Evoquant alors les travaux de l'Assemblée nationale en deuxième lecture, M. François Zocchetto, rapporteur, a indiqué que sur les vingt articles de la proposition de loi restant en discussion les députés avaient adopté deux articles sans modification, maintenu la suppression de quatre articles, modifié sept articles et rétabli cinq articles. Par ailleurs, le texte de la proposition de loi, a noté le rapporteur, a été complété par vingt-quatre nouveaux articles. Il a d'abord relevé que l'Assemblée nationale avait précisé le régime de la réitération en indiquant, d'une part, que le juge devait tenir compte de l'existence de la précédente condamnation et, d'autre part, que la possibilité de cumul des peines pour une infraction en réitération et l'interdiction subséquente de confusion concerneraient la « précédente condamnation ».

Le rapporteur a observé, par ailleurs, que l'Assemblée nationale avait maintenu la faculté, introduite par le Sénat, de délivrer un mandat de dépôt à l'audience dans tous les cas de récidive, tout en rétablissant l'obligation de prendre une telle mesure lorsque la récidive concernait les délits de violence ou à caractère sexuel.

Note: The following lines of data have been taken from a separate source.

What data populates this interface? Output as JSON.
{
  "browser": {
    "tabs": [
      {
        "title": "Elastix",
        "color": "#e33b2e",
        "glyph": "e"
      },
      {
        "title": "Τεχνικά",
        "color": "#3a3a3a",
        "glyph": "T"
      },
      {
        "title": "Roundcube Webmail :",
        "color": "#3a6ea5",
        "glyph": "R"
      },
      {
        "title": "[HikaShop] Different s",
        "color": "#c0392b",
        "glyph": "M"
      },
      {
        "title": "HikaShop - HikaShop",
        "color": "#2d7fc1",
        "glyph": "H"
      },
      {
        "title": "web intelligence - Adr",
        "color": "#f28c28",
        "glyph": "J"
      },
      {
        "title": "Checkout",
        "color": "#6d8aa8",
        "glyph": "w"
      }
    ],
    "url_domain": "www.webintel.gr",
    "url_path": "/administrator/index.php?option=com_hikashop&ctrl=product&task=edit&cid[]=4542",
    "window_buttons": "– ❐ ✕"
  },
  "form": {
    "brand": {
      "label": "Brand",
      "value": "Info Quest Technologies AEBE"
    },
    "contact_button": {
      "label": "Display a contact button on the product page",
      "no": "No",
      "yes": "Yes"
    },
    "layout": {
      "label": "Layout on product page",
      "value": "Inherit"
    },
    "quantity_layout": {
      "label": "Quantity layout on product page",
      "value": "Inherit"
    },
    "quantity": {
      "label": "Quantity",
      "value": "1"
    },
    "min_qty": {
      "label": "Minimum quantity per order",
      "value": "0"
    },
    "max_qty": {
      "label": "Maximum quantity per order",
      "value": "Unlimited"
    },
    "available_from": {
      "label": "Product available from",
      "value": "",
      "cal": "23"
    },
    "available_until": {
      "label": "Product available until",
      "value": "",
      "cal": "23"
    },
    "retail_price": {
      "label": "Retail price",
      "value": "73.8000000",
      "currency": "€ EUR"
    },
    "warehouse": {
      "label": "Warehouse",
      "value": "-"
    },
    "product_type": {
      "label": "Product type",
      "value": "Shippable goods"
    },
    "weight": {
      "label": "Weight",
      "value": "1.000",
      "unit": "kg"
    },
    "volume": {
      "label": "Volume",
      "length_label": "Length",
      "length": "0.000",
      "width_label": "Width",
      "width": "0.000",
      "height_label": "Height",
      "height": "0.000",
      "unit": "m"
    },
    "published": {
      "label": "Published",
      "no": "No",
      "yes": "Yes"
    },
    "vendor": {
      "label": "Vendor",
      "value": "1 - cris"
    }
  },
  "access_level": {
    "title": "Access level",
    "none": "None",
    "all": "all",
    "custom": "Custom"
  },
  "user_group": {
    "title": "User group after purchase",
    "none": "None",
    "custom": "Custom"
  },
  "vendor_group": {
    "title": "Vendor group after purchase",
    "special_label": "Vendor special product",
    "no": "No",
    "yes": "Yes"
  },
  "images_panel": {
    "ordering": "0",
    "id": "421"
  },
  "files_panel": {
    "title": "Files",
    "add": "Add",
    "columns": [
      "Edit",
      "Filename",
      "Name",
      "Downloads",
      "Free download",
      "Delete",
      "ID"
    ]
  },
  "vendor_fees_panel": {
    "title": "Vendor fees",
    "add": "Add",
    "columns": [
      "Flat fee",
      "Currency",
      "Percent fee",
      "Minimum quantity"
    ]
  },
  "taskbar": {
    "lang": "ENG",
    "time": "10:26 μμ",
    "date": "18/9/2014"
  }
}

Il a relevé que les députés avaient rétabli la limitation du crédit de réduction de peine pour les récidivistes, en prévoyant cependant qu'elle ne s'appliquerait pas aux détenus acceptant une libération conditionnelle. Il a ajouté que les députés avaient renoncé à faire du bracelet électronique mobile une peine autonome applicable après l'exécution de la peine et qu'ils avaient prévu le recours à cet instrument dans trois cadres juridiques distincts et exclusifs les uns des autres : la libération conditionnelle (comme l'avait prévu initialement le Sénat), le suivi socio-judiciaire (le placement sous surveillance électronique mobile dont la durée était fixé à trois ans renouvelable une fois en matière délictuelle et à cinq ans renouvelable une fois en matière criminelle, étant par ailleurs réservé aux personnes condamnées à une peine de cinq ans d'emprisonnement), la surveillance judiciaire, nouveau dispositif institué à l'initiative du Gouvernement et pouvant s'appliquer pour une durée correspondant à celle des réductions de peines obtenues par le condamné. Contrairement au recours au PSEM dans le cadre du suivi socio-judiciaire, l'utilisation de cette mesure, dans le cadre de la surveillance judiciaire, pourrait, en vertu de l'article 16 de la proposition de loi, s'appliquer immédiatement aux personnes condamnées avant l'entrée en vigueur de la loi.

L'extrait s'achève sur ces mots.